Intervention de Jean Rottner

Commission d'enquête Évaluation politiques publiques face aux pandémies — Réunion du 8 juillet 2020 à 18h45
Audition de M. Jean Rottner président de la région grand-est

Jean Rottner, président de la région Grand Est :

C'est avec grand respect que je me tiens devant votre commission d'enquête qui réalise un travail indispensable pour avancer et faire face plus efficacement à toute nouvelle crise éventuelle.

Je répondrai à vos questions en tant que président de région, car c'est à ce titre que j'ai joué un rôle dans cette crise qui a affecté ma région, et particulièrement ma ville de Mulhouse, mais aussi avec mon expérience et ma sensibilité de médecin urgentiste et de président du conseil de surveillance du groupement hospitalier régional de Mulhouse et Sud Alsace. C'est à ces différents titres que j'essaie de faire preuve de recul et d'une certaine forme d'humilité. Après coup, il est toujours très facile de juger, de se rappeler, de penser que, de croire qu'il eût été...

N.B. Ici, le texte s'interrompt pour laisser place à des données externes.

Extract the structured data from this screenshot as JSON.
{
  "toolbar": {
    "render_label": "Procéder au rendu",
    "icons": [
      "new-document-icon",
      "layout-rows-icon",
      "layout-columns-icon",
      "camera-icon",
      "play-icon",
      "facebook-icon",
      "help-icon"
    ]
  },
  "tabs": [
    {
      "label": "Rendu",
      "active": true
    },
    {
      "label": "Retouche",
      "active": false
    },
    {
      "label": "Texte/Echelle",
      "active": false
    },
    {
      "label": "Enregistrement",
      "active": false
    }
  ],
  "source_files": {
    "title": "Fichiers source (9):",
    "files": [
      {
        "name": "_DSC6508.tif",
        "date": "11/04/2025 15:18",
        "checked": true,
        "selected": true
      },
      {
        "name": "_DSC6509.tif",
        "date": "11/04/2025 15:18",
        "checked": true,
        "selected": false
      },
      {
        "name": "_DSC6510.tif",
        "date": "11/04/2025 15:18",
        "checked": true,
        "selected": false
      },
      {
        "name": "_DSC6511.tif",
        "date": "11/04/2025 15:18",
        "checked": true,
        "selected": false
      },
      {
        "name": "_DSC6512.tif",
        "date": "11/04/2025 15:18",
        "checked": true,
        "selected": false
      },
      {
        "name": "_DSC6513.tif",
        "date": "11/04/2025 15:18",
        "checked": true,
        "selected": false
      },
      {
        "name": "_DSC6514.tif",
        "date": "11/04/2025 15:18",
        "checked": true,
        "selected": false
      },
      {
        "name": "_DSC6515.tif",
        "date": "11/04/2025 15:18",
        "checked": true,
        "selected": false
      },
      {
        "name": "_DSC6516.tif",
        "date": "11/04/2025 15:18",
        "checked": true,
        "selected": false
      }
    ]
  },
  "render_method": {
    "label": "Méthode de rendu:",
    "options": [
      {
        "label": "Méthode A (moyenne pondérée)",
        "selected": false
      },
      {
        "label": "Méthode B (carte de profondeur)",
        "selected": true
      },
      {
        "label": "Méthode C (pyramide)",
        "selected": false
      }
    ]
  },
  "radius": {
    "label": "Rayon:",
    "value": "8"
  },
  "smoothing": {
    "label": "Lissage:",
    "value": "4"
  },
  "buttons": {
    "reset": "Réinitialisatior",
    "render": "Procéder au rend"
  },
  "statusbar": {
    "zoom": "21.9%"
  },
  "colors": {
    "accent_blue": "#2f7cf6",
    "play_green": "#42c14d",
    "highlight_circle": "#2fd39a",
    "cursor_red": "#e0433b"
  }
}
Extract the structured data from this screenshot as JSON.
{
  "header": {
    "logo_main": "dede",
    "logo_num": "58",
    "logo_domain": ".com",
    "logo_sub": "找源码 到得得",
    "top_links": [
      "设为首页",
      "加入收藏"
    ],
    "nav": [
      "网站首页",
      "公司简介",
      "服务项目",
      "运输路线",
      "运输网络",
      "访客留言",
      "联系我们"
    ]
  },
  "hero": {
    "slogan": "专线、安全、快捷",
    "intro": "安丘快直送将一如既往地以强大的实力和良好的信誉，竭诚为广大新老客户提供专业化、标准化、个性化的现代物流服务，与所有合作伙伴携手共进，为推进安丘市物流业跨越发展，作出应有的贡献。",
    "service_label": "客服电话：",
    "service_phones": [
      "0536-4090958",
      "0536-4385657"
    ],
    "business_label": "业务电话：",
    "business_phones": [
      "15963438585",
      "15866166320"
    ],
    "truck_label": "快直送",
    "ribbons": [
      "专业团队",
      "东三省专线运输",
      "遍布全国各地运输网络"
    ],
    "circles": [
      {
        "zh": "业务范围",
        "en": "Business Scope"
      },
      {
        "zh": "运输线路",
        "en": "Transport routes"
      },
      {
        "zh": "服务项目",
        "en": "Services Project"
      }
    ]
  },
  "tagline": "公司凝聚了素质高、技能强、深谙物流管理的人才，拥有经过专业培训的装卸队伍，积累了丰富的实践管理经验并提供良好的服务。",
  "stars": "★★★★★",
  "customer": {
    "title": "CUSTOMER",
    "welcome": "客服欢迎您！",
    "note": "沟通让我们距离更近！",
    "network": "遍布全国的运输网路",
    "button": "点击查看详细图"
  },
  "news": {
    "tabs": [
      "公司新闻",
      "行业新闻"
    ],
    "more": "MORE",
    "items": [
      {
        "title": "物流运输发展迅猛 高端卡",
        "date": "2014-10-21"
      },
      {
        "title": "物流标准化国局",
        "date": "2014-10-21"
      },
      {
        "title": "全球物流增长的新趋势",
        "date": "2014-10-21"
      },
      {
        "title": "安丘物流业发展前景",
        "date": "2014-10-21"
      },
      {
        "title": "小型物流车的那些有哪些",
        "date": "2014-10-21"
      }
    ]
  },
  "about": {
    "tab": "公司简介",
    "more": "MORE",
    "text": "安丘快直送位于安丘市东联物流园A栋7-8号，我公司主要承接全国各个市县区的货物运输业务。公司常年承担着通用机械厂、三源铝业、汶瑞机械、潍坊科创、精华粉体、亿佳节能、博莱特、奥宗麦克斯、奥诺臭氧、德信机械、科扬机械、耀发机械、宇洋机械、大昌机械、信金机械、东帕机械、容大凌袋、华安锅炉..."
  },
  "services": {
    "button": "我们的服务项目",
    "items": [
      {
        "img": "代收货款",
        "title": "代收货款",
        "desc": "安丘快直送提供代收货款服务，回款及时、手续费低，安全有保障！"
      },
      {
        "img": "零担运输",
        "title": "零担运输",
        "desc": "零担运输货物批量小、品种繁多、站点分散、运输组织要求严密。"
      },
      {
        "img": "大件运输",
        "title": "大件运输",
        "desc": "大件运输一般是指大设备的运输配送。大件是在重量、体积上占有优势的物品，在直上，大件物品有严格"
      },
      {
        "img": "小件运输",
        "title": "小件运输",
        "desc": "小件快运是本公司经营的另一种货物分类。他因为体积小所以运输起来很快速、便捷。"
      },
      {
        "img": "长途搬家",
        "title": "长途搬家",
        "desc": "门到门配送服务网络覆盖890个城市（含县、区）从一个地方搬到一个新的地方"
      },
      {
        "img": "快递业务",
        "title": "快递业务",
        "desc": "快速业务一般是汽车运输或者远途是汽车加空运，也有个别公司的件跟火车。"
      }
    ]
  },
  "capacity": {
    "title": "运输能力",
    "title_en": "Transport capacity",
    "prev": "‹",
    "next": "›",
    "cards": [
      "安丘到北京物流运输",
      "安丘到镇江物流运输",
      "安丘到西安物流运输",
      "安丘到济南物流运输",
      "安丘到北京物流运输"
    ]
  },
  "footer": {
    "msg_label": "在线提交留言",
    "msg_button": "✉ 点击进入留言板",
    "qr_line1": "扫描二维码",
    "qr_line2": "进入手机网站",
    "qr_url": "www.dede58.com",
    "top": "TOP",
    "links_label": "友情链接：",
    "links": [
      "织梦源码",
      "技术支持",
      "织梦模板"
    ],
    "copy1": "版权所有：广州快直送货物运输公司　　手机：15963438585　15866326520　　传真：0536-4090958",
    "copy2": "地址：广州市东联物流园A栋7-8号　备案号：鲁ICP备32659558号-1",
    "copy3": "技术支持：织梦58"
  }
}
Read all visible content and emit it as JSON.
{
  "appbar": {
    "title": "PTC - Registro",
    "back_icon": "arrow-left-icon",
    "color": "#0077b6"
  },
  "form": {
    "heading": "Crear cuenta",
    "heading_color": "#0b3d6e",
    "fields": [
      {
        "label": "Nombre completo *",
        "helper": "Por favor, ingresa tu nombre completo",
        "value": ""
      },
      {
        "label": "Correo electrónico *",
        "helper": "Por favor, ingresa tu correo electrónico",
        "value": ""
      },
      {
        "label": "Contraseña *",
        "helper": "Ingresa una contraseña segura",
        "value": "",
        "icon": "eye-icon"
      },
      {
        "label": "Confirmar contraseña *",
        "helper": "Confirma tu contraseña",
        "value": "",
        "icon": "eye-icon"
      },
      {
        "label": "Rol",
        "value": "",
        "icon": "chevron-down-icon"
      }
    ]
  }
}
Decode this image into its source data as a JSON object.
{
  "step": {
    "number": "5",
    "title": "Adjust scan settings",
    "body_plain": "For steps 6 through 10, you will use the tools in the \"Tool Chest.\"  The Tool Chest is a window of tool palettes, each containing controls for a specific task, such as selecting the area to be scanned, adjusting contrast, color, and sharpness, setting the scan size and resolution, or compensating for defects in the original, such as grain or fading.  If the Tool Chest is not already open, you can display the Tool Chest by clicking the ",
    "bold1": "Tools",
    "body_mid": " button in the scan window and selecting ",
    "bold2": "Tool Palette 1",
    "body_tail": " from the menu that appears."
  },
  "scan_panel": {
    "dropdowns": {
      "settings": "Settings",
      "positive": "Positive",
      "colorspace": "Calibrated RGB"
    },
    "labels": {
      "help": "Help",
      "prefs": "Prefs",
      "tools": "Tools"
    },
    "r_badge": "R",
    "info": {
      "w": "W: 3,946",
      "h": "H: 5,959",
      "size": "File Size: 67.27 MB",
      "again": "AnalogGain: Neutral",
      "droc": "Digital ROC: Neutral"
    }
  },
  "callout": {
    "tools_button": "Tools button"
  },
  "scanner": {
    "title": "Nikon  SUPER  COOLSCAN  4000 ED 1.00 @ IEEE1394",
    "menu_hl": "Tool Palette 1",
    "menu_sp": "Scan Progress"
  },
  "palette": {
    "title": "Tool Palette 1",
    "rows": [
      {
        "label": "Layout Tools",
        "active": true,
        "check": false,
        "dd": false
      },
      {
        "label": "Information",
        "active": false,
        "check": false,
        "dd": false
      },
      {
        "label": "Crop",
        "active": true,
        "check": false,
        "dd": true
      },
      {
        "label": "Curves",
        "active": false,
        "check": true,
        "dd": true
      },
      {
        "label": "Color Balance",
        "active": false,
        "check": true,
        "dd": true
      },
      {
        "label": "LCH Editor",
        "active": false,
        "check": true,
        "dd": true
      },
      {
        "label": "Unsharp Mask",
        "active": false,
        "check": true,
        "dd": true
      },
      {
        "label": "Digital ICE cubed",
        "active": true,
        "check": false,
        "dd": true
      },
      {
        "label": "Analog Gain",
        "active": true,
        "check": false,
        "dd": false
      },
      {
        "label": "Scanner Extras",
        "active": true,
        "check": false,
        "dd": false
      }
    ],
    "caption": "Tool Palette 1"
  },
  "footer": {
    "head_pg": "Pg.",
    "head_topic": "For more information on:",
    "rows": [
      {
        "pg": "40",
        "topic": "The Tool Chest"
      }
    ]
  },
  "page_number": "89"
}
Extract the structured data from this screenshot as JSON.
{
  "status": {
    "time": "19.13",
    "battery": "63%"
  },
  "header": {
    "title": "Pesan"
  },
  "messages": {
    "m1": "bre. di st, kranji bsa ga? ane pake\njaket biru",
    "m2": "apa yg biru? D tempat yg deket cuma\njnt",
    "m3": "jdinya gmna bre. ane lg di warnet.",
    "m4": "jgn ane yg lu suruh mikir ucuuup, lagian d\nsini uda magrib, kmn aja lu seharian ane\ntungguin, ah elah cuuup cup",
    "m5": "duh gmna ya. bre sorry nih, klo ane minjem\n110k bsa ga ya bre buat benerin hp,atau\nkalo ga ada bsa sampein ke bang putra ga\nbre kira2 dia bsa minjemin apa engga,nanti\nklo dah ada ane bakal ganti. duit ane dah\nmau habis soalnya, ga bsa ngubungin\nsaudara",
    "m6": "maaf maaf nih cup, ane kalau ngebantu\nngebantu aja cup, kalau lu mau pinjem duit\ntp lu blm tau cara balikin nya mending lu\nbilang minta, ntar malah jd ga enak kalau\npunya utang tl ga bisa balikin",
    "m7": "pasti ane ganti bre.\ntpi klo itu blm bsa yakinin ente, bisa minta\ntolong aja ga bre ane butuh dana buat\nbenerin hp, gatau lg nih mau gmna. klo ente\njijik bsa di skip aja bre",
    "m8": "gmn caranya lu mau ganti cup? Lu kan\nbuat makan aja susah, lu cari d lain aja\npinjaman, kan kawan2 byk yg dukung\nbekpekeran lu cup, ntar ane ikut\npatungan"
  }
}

Dans mes souvenirs, cette crise débute lors d'une réunion à la mairie de Mulhouse au cours de laquelle nous voyons apparaître sur nos écrans une information de la presse locale mentionnant l'existence de deux clusters familiaux à Mulhouse. Nous nous tournons vers le préfet qui nous confirme alors qu'il ne s'agit bien que de clusters familiaux. Nous sommes dans les derniers jours du mois de février.

Les choses s'accélèrent très rapidement entre le 1er et le 3 mars : le 2 mars, un premier patient est admis en réanimation au centre hospitalier de Mulhouse. C'est d'abord le médecin réanimateur qui fait le rapprochement avec le rassemblement religieux et qui évoque la possibilité non pas d'un cluster familial, mais bien d'un vrai foyer épidémique - j'emploie souvent l'expression de « rouleau compresseur épidémique » pour décrire ce qui est arrivé à Mulhouse.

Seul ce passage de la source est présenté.